Once they knew what was broken, they started the heavy construction work. They didn't just tweak the model; they rebuilt its brain to handle "reasoning."

Think of this like upgrading a car from a standard sedan to a Formula 1 race car. They did three main things:

  1. Supervised Fine-Tuning (SFT): They fed Bielik 1.3 million examples of "good thinking" (step-by-step solutions) from other smart AI models. It was like giving the student a library of solved homework problems to study.
  2. Preference Optimization (DPO): They taught Bielik to prefer the better answer over the worse one, even if both were technically possible.
  3. Reinforcement Learning (RL): This was the most crucial part.

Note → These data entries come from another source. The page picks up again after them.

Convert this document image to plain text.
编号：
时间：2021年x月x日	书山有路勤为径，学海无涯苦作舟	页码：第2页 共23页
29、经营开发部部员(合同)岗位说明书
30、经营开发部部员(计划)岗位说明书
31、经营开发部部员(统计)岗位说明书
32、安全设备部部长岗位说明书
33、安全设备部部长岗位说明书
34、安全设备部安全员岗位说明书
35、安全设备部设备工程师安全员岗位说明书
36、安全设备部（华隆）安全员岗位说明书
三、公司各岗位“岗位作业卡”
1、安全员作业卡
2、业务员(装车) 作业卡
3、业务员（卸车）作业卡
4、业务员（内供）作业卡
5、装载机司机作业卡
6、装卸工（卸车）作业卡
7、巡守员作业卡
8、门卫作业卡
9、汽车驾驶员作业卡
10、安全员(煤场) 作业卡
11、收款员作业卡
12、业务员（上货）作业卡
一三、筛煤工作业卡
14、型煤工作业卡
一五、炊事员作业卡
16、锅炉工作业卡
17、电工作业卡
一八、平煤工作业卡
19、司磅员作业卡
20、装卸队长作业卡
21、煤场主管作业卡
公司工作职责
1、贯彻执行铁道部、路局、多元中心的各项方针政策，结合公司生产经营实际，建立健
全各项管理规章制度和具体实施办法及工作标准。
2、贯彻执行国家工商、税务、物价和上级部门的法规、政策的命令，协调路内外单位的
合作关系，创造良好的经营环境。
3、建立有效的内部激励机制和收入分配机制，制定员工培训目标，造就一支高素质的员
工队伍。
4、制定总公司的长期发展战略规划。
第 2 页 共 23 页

They created a "gym" with 143,000 Polish math and logic problems. Every time Bielik got an answer right, it got a "treat" (a reward signal). Every time it failed, it had to try again.

The Result: They created Bielik-R, the first Polish AI specifically designed to "think" before it speaks.

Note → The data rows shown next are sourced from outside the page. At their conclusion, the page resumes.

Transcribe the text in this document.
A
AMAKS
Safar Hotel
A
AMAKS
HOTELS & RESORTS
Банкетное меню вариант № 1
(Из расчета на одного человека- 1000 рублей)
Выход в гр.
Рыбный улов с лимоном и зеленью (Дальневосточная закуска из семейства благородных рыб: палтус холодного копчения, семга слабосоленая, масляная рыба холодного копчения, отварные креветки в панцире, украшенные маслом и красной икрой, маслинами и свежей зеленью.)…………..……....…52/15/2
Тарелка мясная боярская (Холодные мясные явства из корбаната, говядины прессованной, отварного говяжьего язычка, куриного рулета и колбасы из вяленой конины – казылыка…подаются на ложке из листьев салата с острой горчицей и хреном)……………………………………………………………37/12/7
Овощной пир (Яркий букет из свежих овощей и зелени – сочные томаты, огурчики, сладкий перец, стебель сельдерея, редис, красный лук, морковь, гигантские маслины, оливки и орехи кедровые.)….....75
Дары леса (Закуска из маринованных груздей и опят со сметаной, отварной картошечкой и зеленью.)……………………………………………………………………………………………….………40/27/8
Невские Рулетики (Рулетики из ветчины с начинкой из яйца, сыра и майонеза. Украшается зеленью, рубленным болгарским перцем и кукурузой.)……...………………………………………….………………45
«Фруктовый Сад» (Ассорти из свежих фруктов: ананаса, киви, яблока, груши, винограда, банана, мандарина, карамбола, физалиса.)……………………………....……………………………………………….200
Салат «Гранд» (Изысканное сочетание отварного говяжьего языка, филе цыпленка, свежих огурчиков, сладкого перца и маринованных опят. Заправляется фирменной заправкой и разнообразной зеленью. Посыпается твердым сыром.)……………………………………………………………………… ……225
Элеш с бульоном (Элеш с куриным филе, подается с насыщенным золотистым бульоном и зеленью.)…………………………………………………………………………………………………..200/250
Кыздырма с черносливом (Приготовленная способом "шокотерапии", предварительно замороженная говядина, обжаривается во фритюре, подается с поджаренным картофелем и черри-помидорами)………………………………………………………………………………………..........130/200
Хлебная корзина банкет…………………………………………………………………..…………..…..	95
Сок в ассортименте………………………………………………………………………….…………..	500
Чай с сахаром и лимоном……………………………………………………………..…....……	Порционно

📊 The Scoreboard: How Did It Do?

They put Bielik-R up against the world's best AIs (like Google's Gemini, OpenAI's o1, and DeepSeek).

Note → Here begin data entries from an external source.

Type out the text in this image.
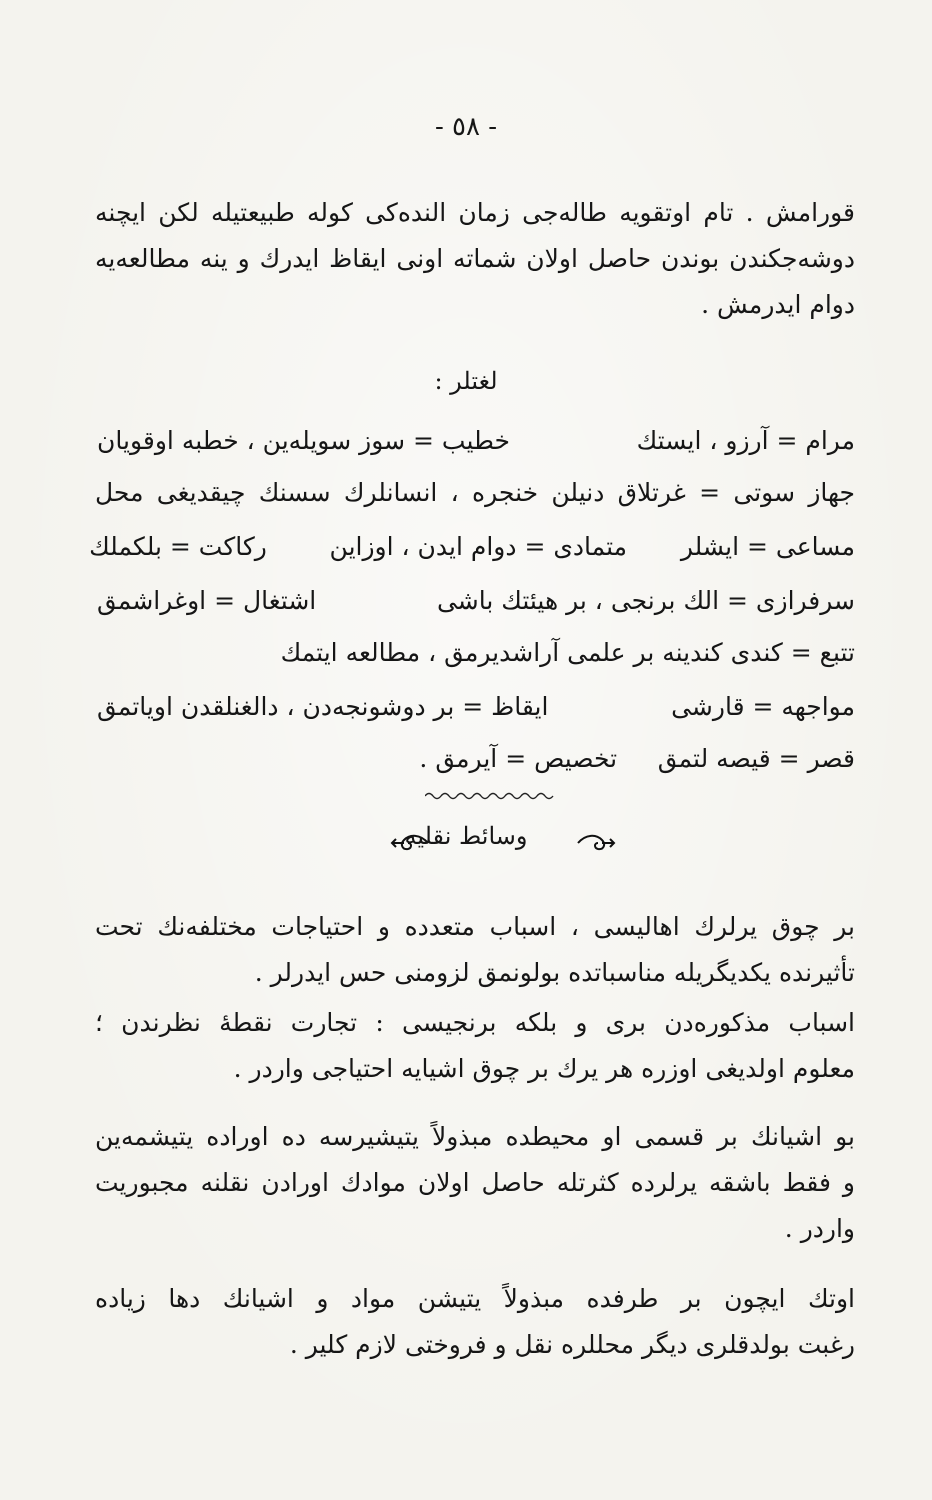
- ٥٨ -
قورامش . تام اوتقویه طالەجی زمان النده‌كی كوله طبیعتیله لكن ایچنه
دوشه‌جكندن بوندن حاصل اولان شماته اونی ایقاظ ایدرك و ینه مطالعه‌یه
دوام ایدرمش .
لغتلر :
مرام = آرزو ، ایستك خطیب = سوز سویله‌ین ، خطبه اوقویان
جهاز سوتی = غرتلاق دنیلن خنجره ، انسانلرك سسنك چیقدیغی محل
مساعی = ایشلر متمادی = دوام ایدن ، اوزاین ركاكت = بلكملك
سرفرازی = الك برنجی ، بر هیئتك باشی اشتغال = اوغراشمق
تتبع = كندی كندینه بر علمی آراشدیرمق ، مطالعه ایتمك
مواجهه = قارشی ایقاظ = بر دوشونجه‌دن ، دالغنلقدن اویاتمق
قصر = قیصه لتمق تخصیص = آیرمق .
وسائط نقلیه
بر چوق یرلرك اهالیسی ، اسباب متعدده و احتیاجات مختلفه‌نك تحت
تأثیرنده یكدیگریله مناسباتده بولونمق لزومنی حس ایدرلر .
اسباب مذكوره‌دن بری و بلكه برنجیسی : تجارت نقطه‌ٔ نظرندن ؛
معلوم اولدیغی اوزره هر یرك بر چوق اشیایه احتیاجی واردر .
بو اشیانك بر قسمی او محیطده مبذولاً یتیشیرسه ده اوراده یتیشمه‌ین
و فقط باشقه یرلرده كثرتله حاصل اولان موادك اورادن نقلنه مجبوریت
واردر .
اوتك ایچون بر طرفده مبذولاً یتیشن مواد و اشیانك دها زیاده
رغبت بولدقلری دیگر محللره نقل و فروختی لازم كلیر .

  • The Verdict: Bielik-R is still in the "middle of the pack." It's not winning gold medals yet (it scored 56% compared to the leaders' 87%), but it's a massive improvement over its older versions.
  • The "Token" Surprise: Here is a funny twist. To solve problems, Bielik-R "thought" for a long time. It used more "thinking tokens" (mental energy) than almost any other model.
    • Analogy: Imagine a race where everyone runs a 100-meter dash. The winners sprint fast. Bielik-R is like a runner who stops, takes a deep breath, checks their map, draws a diagram, and then runs. It's slower, but it's trying to be very careful. Sometimes it runs out of breath (hits the token limit) before finishing, but when it does finish, the logic is often solid.

🚀 Phase 3: The Future (Beyond Just Math)

The team isn't stopping at logic puzzles. They have a new game plan:

  1. The "AI Tutor" (Math): They built a team of AI agents to solve Polish high school math exams. One agent finds the method, another writes the code, and a third explains it to the student. They found that even a smaller AI can be a genius if it has the right tools and a good team.
  2. The "Lawyer" (Legal): They want to teach Bielik to read legal texts and spot contradictions without making things up.
  3. The "Debater" (Argumentation): They plan to train it to analyze arguments, spot fallacies (like "ad hominem" attacks), and understand the difference between a good argument and a bad one.
  4. The "Gamer" (Strategy): They tested Bielik in video games. At first, it played badly. But after losing a few battles, it learned to change its strategy and eventually won. This proves it can learn from failure.

🏁 The Bottom Line

This paper is a story of honesty and hard work. The Polish team admits they are behind the global leaders, but they are catching up fast.

  • The Metaphor: If the global AI race is a marathon, Poland was just tying its shoes. Now, Bielik is running. It's not the fastest runner yet, and it sometimes trips over its own shoelaces (hallucinations), but it has a solid training regimen and a clear map to the finish line.

The ultimate goal isn't just to have a Polish AI that can chat; it's to build a Polish AI that can solve real-world problems, from fixing math homework to analyzing legal contracts, acting as a reliable partner in the future of science and technology.